The human condition — mortality, sin, and spiritual yearning. We have become much more aware of the vulnerability of human life and our mortality. We have had to engage afresh with death, suffering, grief, loss and lament. In addition, there have been many examples of both the best and the worst of human nature. Alongside panic buying and protectionist policies we have seen community spirit and people pulling together. All of this raises profound questions about both the theological and scientific understandings of human nature and in particular our mortality and our capacity for good and evil.

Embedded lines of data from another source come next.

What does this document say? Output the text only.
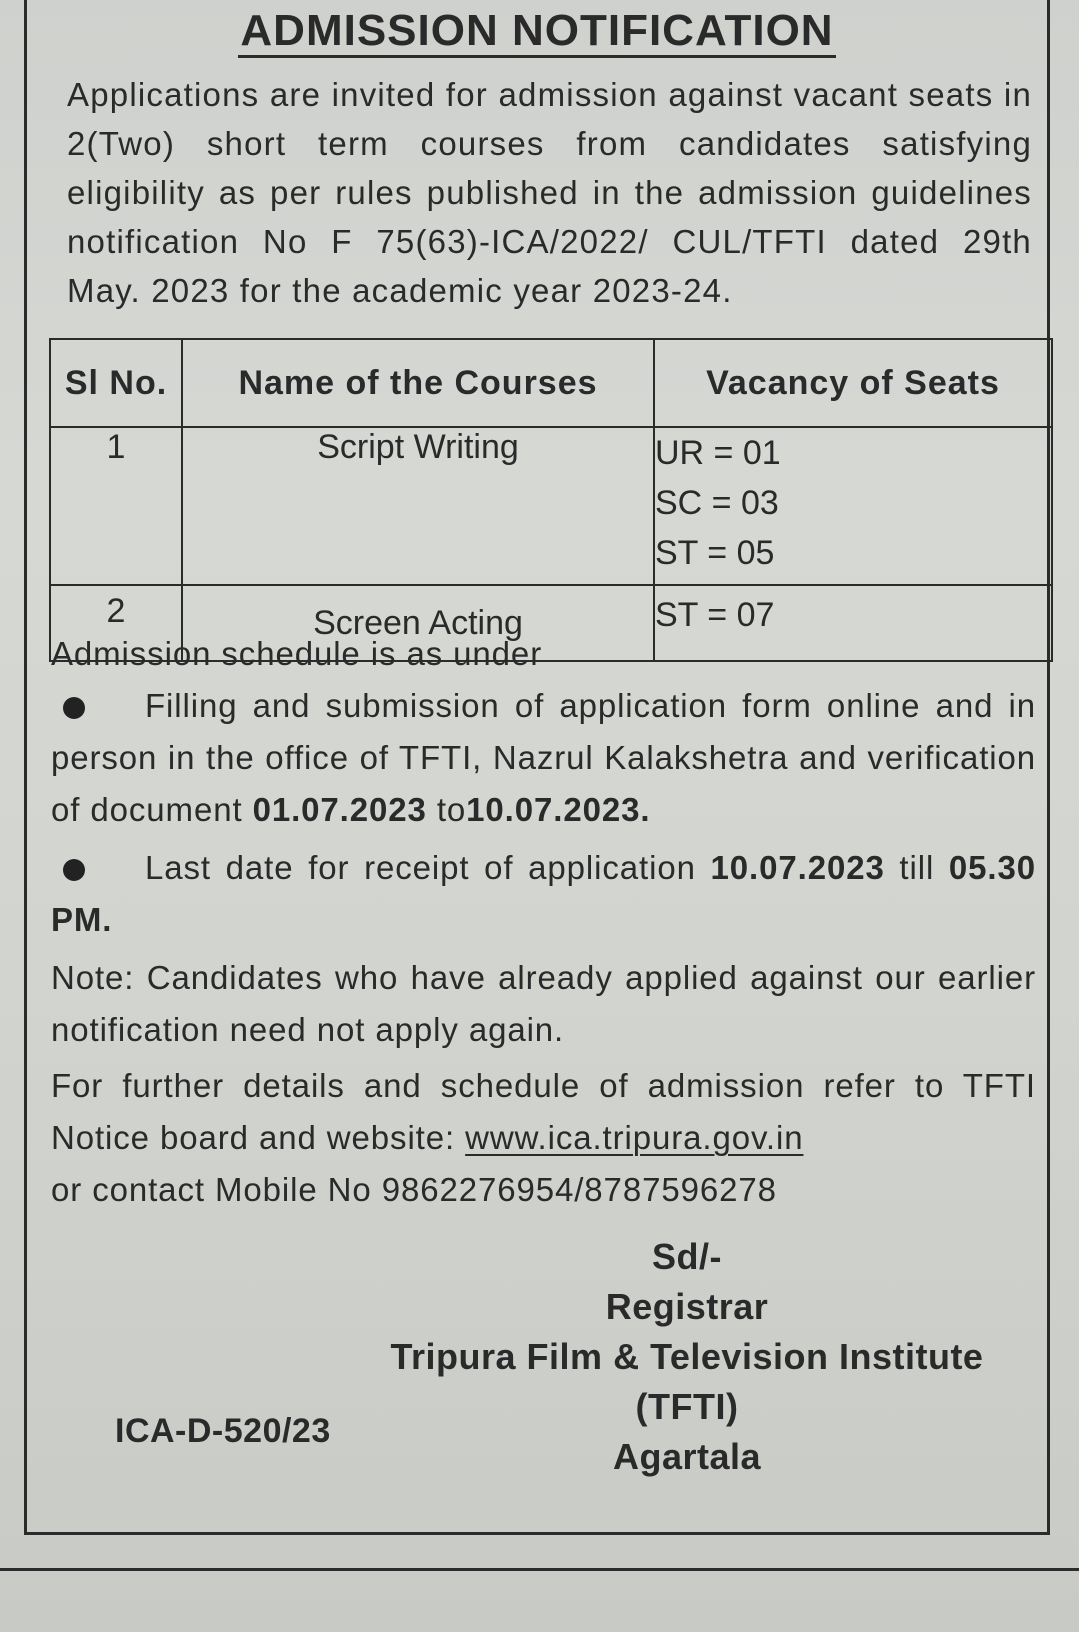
ADMISSION NOTIFICATION
Applications are invited for admission against vacant seats in 2(Two) short term courses from candidates satisfying eligibility as per rules published in the admission guidelines notification No F 75(63)-ICA/2022/ CUL/TFTI dated 29th May. 2023 for the academic year 2023-24.
Sl No.	Name of the Courses	Vacancy of Seats
1	Script Writing	UR = 01
SC = 03
ST = 05

2	Screen Acting	ST = 07

Admission schedule is as under

Filling and submission of application form online and in person in the office of TFTI, Nazrul Kalakshetra and verification of document 01.07.2023 to10.07.2023.

Last date for receipt of application 10.07.2023 till 05.30 PM.

Note: Candidates who have already applied against our earlier notification need not apply again.

For further details and schedule of admission refer to TFTI Notice board and website: www.ica.tripura.gov.in
or contact Mobile No 9862276954/8787596278

Sd/-
Registrar
Tripura Film & Television Institute
(TFTI)
Agartala
ICA-D-520/23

Justice and equality. The pandemic has affected the poor, and Black, Asian and minority ethnic people disproportionately. This has shone a very bright light on the deep-rooted structural injustices which have existed for many years across the world. The terrible death of George Floyd is making many people and communities reassess their approach to racial justice. This will involve both scientific and theological understandings of our humanity, remembering that both science (via eugenics) and theology (via distorted readings of the Bible) have often been used to justify discrimination. Again, we need to develop good scientific and theological narratives to shape this vital conversation and action relating to justice and equality.
Clap for carers — the road to salvation? Early on in the pandemic, there was a new appreciation of the importance of self-giving and sacrificial service, exemplified by medical and care staff and many others. These examples of the power of self-giving love and care are truly inspirational. A key question is how we understand the phenomenon of human love and care. Biblical accounts say that love is at the very heart of the being of God and that we are made in God’s image, and so are fundamentally meant to be creatures characterised by love. There are also scientific accounts of the phenomenon of altruism. Our ability to grow in our capacity for love, rather than descending into self-centredness, is central to fullness of life for all people, and indeed the whole of creation. A key question is how the scientific narratives relate to the theological ones.
All these themes have emerged to date in the midst of the pandemic. There will no doubt be others. In order to develop both deep understanding of our situation and our actions, the analysis and interaction of the scientific and theological narratives is extremely important, and I’m sure will prove very fruitful. We shall be exploring these five themes more deeply in the ECLAS blog over the coming weeks. The narratives we employ really do matter. They can change how we understand our situation and how we respond to it in action.